- Original title: Het korte leven van Anne Frank
- Written by: Gerrit Netten Wouter van der Sluis
- Directed by: Gerrit Netten
- Music by: Vincent van Rooijen

Production
- Editor: Gerrit Netten

Original release
- Release: 2001

= The Short Life of Anne Frank =

2001 film by Gerrit Netten

The Short Life of Anne Frank (Het Korte Leven van Anne Frank), also occasionally referred to as The Brief Life of Anne Frank, is a 2001 Dutch television documentary film about the life of diarist Anne Frank. It was directed by Gerrit Netten. The film was narrated by several actors, including Jeremy Irons, Joachim Krol, and Bram Bart. Thekla Reuten and Nicky Morris provided voices for Anne Frank.
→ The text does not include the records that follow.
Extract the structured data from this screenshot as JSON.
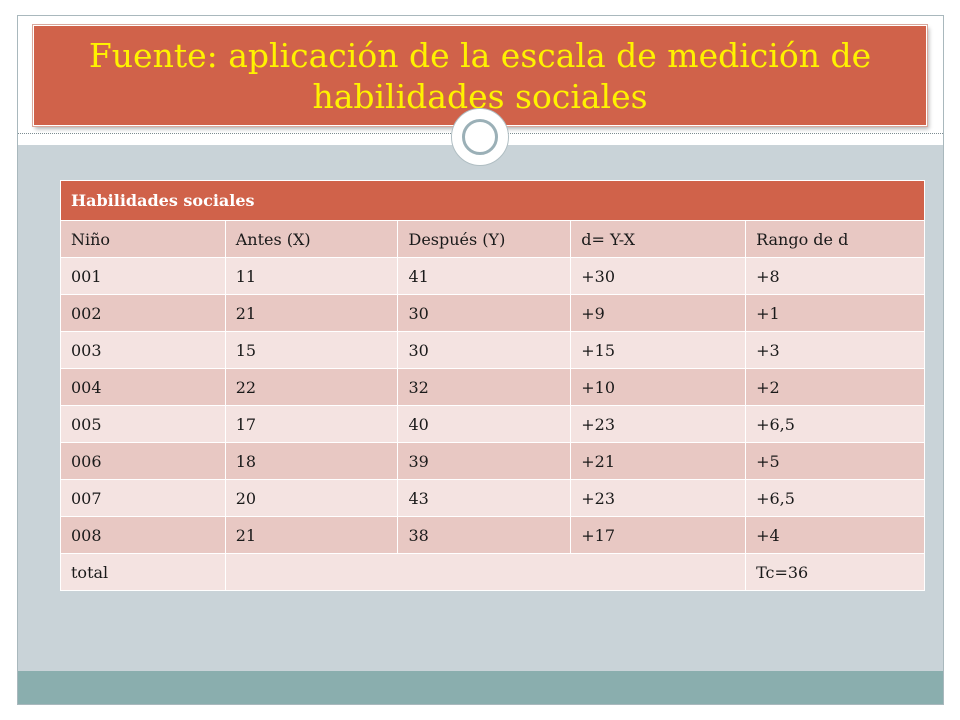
{
  "title": "Fuente: aplicación de la escala de medición de habilidades sociales",
  "table": {
    "caption": "Habilidades  sociales",
    "headers": [
      "Niño",
      "Antes (X)",
      "Después (Y)",
      "d= Y-X",
      "Rango de d"
    ],
    "rows": [
      [
        "001",
        "11",
        "41",
        "+30",
        "+8"
      ],
      [
        "002",
        "21",
        "30",
        "+9",
        "+1"
      ],
      [
        "003",
        "15",
        "30",
        "+15",
        "+3"
      ],
      [
        "004",
        "22",
        "32",
        "+10",
        "+2"
      ],
      [
        "005",
        "17",
        "40",
        "+23",
        "+6,5"
      ],
      [
        "006",
        "18",
        "39",
        "+21",
        "+5"
      ],
      [
        "007",
        "20",
        "43",
        "+23",
        "+6,5"
      ],
      [
        "008",
        "21",
        "38",
        "+17",
        "+4"
      ]
    ],
    "total_label": "total",
    "total_value": "Tc=36"
  },
  "colors": {
    "accent": "#d0624a",
    "title_text": "#fff200",
    "row_dark": "#e8c8c3",
    "row_light": "#f4e3e1",
    "background": "#c9d3d8",
    "footer": "#8aaeae"
  }
}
The film includes the only known footage of Anne Frank (taken in 1941), a video of Otto Frank in English (taken in the 1960s), and some pages from the original diary of Anne Frank are also videoed in the film.

== Synopsis ==
Narrated by Jeremy Irons, Joachim Krol, and Bram Bart, the film covers the life and death of Anne Frank. It features footage of Frank and an interview with her father Otto, who was instrumental in the publication of her diary after he was freed from Auschwitz.

==Cast==
- Thekla Reuten and Nicky Morris as Voice of Anne Frank (voice)
- Bram Bart, Jeremy Irons, and Joachim Król as Narrator

==Release==
The Short Life of Anne Frank released in 2001. Since its release it has frequently been screened as part of several historical exhibits about Anne Frank. A copy of the film is held in the collections of the United States Holocaust Memorial Museum.

== Reception ==
After its release the film has received reviews from the Library Journal, School Library Journal, The Video Librarian, and Library Media Connection.